In your first post in this thread you essentially insulted everyone who uses a hierarchical approach which is recommended by grub developers. The shortcomings of os-prober are also mentioned by grub developers. By the way the word maintain does not require quotes.

Quote:
I'd rather have everything under the control of my main OS than to have to do some extra weird work to boot into another OS in order to repair its chainloading bootloader, and figure out precisely where something was broken to even figure out where something was messed up.
You don't appear to understand this but with config file loading there is only one bootloader executable running and that is the one of your main OS. The config files are hierarchical but only one bootloader is running. If Ubuntu was your main OS controlling grub and you updated a kernel in Debian you would just run update-grub in Debian to update its grub.cfg and that would be it. You wouldn't need to boot into another OS such as your main OS. The config file for Debian and any other distributions would be referenced form the main grub.

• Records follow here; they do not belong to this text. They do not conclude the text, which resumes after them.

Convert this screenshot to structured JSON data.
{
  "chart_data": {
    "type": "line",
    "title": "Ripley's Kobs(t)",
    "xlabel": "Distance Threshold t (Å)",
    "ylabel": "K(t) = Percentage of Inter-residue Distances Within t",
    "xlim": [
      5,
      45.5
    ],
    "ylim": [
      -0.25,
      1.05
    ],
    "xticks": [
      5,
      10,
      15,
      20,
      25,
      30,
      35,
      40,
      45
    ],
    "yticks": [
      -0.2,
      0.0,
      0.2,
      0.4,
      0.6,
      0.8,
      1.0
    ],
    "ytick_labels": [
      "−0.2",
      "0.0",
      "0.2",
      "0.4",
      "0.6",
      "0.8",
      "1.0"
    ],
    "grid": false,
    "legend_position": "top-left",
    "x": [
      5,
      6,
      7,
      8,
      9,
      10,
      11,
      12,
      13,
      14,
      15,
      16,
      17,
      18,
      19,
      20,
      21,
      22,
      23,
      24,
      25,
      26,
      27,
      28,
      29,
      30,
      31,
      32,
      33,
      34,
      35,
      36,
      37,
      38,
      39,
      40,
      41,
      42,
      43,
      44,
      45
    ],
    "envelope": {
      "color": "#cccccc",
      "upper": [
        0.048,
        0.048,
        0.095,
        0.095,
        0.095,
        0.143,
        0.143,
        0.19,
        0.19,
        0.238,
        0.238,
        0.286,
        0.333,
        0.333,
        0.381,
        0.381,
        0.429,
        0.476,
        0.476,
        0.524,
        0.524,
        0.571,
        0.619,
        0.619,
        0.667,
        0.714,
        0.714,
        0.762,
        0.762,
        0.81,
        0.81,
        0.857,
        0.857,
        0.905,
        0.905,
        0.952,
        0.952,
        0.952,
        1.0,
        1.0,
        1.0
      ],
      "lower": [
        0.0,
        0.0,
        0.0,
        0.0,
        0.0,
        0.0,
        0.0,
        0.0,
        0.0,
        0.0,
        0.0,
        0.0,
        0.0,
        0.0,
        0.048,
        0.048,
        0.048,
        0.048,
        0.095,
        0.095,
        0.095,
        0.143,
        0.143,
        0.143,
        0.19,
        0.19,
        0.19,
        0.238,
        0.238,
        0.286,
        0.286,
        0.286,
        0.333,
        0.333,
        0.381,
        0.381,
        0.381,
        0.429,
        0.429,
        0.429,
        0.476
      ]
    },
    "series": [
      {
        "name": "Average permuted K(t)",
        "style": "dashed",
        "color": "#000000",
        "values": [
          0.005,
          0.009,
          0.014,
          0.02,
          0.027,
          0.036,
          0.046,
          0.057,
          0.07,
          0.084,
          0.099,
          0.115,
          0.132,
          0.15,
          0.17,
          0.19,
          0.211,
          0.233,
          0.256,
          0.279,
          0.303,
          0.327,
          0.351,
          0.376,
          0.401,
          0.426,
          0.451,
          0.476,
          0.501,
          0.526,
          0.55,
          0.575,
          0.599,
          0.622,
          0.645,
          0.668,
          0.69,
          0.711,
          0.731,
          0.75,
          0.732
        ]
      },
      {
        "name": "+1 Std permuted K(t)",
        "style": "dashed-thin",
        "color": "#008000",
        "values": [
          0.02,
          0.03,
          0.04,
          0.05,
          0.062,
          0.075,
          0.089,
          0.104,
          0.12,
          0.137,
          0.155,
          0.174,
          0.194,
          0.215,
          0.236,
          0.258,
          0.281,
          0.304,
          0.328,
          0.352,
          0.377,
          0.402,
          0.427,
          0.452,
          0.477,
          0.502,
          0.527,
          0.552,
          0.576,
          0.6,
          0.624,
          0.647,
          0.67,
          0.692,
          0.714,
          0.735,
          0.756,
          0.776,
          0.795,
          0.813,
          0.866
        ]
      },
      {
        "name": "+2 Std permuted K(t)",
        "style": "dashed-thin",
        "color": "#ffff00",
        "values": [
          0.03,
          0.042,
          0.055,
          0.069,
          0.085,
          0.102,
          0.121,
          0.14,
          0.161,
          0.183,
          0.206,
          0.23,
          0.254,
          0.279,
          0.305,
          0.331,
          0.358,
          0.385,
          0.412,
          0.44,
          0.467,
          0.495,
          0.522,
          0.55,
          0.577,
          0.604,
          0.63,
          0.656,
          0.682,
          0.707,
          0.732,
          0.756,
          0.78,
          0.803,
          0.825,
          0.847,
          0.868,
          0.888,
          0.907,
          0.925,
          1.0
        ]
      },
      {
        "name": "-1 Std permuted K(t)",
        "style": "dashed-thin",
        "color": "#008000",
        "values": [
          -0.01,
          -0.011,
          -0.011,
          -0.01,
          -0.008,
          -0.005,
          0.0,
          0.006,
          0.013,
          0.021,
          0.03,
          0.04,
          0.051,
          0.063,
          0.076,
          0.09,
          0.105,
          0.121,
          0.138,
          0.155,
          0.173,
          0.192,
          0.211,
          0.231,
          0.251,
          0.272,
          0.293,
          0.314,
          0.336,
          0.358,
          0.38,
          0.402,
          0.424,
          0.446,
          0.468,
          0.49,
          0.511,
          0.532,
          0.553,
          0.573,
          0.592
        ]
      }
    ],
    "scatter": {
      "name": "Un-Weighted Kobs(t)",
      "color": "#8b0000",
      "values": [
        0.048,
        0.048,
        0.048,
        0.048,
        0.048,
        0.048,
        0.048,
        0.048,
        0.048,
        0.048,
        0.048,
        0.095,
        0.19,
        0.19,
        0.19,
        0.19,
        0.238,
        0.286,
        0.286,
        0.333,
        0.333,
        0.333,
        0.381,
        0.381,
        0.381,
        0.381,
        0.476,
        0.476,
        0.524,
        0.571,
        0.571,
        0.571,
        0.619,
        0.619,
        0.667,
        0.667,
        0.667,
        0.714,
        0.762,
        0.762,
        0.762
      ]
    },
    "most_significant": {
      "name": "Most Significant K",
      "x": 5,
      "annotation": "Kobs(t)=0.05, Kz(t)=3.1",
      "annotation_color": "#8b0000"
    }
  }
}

You also don't seem to understand that by trying to maintain a single grub.cfg you would constantly need to boot back into your main OS Ubuntu every time something was changed in another distribution. This actually adds more work each time which is why that other user wanted to abandon grub entirely and was happy with my suggestion. They certainly didn't find it silly. Once entries for referencing the config files of other distributions are added to the main grub in 40-custom you never need to boot back into that OS. Once it is set up it is far less effort to maintain which is why grub developers recommend this approach.